The all-conquering NewsCorp tycoon paid $580 million for Intermix Media, which owns MySpace.

The deal has prompted yet more hordes of guitar-thrashing wannabes to ritually upload their turgid droning in mp3 format to their brand spanking new MySpace pages as a sacred offering to Lucifer.

Murdoch’s astute takeover of the internet’s premier vanity portal for hipsters has finally enabled aspiring purveyors of The Devil’s music to make an instantaneous pact with The Evil One himself, without having to tediously court record labels for months on end.
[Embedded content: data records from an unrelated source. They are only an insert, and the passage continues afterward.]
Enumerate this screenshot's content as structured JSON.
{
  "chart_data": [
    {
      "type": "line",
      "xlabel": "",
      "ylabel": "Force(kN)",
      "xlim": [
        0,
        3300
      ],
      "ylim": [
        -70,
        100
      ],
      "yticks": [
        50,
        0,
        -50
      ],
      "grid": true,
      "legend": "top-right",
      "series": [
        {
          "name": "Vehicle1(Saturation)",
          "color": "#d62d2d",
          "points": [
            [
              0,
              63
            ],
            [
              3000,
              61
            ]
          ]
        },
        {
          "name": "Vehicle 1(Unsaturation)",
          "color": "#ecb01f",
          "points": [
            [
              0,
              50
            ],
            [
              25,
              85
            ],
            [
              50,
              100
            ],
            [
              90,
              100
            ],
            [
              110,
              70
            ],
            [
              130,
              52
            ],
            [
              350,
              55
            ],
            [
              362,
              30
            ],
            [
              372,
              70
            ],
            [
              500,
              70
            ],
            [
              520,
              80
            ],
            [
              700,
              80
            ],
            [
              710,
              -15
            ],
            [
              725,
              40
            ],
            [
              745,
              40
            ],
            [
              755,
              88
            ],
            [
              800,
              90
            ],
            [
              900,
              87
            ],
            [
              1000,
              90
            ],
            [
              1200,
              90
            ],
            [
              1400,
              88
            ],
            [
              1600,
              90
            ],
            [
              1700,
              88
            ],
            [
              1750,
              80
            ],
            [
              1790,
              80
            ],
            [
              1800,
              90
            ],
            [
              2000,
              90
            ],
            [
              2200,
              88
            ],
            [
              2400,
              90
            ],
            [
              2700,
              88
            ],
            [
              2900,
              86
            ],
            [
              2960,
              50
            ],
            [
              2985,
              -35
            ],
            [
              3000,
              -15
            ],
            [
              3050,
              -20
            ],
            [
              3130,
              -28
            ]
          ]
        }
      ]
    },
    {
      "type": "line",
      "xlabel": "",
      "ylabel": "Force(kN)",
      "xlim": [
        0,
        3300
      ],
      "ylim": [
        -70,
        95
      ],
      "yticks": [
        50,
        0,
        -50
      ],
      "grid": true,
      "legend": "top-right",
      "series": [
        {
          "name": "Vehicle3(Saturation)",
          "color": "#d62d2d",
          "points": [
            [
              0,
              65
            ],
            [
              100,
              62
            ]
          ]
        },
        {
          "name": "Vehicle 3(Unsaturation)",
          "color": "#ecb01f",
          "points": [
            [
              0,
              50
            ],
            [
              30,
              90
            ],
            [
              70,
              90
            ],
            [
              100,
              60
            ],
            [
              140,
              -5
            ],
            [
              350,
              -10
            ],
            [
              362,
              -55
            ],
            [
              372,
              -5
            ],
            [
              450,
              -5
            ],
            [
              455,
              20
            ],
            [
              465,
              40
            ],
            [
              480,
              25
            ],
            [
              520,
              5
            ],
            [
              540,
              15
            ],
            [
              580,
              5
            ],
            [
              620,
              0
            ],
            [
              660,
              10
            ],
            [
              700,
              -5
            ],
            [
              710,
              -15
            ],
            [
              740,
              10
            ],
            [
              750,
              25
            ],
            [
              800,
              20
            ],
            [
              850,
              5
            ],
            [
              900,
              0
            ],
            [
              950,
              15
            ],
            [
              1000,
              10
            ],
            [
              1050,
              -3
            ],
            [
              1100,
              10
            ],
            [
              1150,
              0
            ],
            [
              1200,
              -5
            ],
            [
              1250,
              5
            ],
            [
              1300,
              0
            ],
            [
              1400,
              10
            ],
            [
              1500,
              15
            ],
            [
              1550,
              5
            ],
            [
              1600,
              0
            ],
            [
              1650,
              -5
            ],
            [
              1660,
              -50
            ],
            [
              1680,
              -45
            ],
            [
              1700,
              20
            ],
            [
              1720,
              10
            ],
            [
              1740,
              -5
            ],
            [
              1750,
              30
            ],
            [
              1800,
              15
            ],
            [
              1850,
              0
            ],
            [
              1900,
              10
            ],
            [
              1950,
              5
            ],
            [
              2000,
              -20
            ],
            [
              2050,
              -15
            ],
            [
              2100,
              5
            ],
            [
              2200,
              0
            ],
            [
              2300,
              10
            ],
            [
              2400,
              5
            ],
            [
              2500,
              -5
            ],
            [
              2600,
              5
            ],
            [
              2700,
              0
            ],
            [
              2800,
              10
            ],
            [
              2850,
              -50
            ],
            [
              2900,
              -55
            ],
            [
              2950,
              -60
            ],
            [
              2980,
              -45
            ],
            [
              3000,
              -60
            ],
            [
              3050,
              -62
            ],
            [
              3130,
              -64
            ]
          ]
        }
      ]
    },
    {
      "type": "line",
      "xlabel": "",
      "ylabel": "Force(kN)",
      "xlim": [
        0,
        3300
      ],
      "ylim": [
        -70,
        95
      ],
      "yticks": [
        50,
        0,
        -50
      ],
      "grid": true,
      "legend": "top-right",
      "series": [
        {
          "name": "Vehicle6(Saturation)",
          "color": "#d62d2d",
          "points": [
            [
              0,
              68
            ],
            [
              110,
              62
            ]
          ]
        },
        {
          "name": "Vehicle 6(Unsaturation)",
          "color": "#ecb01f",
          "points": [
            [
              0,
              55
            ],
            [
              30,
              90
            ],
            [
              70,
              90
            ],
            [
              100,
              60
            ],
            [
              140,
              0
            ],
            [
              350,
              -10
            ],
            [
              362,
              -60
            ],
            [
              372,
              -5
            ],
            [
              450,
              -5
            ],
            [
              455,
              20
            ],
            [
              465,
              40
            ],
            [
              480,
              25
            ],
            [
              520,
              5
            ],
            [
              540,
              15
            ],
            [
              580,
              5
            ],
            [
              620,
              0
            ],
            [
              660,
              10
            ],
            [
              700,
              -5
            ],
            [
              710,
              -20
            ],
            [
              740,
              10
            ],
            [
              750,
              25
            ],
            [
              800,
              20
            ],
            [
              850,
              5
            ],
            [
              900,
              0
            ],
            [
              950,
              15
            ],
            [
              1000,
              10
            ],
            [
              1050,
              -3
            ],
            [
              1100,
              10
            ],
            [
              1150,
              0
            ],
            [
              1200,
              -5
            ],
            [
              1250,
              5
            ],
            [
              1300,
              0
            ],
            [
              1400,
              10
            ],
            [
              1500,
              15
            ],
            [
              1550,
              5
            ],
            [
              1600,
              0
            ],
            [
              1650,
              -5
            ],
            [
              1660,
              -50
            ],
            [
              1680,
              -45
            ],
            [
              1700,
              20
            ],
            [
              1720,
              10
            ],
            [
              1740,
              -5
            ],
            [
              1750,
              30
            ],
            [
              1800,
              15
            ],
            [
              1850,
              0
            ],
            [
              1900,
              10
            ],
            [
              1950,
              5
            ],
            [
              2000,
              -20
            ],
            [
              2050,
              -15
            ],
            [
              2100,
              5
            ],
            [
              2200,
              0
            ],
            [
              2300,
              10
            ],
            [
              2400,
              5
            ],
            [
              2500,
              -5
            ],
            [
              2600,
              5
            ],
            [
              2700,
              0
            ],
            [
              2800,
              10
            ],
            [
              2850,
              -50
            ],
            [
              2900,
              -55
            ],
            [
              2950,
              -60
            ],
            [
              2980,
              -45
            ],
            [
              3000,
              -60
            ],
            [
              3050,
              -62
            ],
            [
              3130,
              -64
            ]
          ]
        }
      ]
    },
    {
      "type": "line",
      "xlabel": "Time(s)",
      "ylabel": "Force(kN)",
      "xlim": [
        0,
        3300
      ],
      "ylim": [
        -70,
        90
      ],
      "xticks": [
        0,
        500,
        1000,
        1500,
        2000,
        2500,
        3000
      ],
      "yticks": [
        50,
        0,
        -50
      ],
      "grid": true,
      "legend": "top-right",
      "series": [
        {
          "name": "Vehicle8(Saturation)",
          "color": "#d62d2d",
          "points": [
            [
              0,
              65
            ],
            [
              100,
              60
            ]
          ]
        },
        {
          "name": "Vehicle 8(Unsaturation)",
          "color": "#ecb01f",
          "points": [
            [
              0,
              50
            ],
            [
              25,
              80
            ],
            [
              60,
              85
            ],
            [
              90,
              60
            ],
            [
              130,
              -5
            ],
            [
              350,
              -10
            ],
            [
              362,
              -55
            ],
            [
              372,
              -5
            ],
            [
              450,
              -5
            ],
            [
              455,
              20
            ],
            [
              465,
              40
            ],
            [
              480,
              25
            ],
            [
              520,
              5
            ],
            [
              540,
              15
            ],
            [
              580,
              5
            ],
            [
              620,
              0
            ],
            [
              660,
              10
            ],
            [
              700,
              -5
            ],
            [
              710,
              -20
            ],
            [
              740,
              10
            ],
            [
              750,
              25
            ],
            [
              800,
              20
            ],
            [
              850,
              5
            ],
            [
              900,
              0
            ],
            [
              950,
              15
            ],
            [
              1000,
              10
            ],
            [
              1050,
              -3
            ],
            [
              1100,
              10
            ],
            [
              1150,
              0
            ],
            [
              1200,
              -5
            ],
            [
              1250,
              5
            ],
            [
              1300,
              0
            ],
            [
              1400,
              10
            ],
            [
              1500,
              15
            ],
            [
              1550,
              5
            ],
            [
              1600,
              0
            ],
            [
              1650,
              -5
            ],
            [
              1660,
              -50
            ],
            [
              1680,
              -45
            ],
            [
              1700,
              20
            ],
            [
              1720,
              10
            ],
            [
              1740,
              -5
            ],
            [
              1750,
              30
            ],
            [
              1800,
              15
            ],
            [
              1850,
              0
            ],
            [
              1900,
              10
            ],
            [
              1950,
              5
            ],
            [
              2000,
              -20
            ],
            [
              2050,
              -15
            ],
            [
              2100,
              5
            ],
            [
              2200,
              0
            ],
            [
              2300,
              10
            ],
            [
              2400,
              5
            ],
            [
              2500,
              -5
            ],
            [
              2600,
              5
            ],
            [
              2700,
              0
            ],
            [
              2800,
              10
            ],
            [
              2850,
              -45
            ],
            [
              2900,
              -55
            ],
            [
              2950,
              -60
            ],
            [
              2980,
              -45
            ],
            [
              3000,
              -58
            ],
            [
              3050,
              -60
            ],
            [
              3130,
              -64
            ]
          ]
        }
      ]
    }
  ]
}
“I am ready to rock, and I am the highest bidder for your malleable, pathetic souls,” said Murdoch, who now owns your daily paper, your favourite satellite channel, and your mojo.

“I will not only give you the loftiest platform ever for your mediocre songs, I will give you crassly targeted advertising, retina-damaging graphics, a laughable privacy policy, and a hilariously tenuous new definition of the word ‘friend’,” he told every unsigned artist in the world.

Whoring

Underachieving indie bands with delusions of credibility have been quick to embrace Murdoch’s dangly carrot of morally equivocal rock’n’roll salvation.

Ed Landfill, singer with Brighton indie rockers We!Love!!Exclamation!!!Marks!!!!, told us, “With Murdoch’s clout behind MySpace we can now take online corporate rock whoring to the next level.”

“After being turned down by so many record labels, it’s fabulous finally being in league with The Devil,” he continued.

“We will celebrate by aggressively spamming millions of 13-year-old girls with friend requests to make us appear phenomenally popular with the tweenage demographic, while still playing to three tramps and a whippet on a drizzly Tuesday night at the Turd and Bogbrush in Camden Town.”

“Oh, and please, Rupert, please, don’t add yourself as a friend. You look like a geriatric serial killer. And that is not a good look for our tweenage Friendspace, believe me. Plus, we’d be too scared to unfriend you.”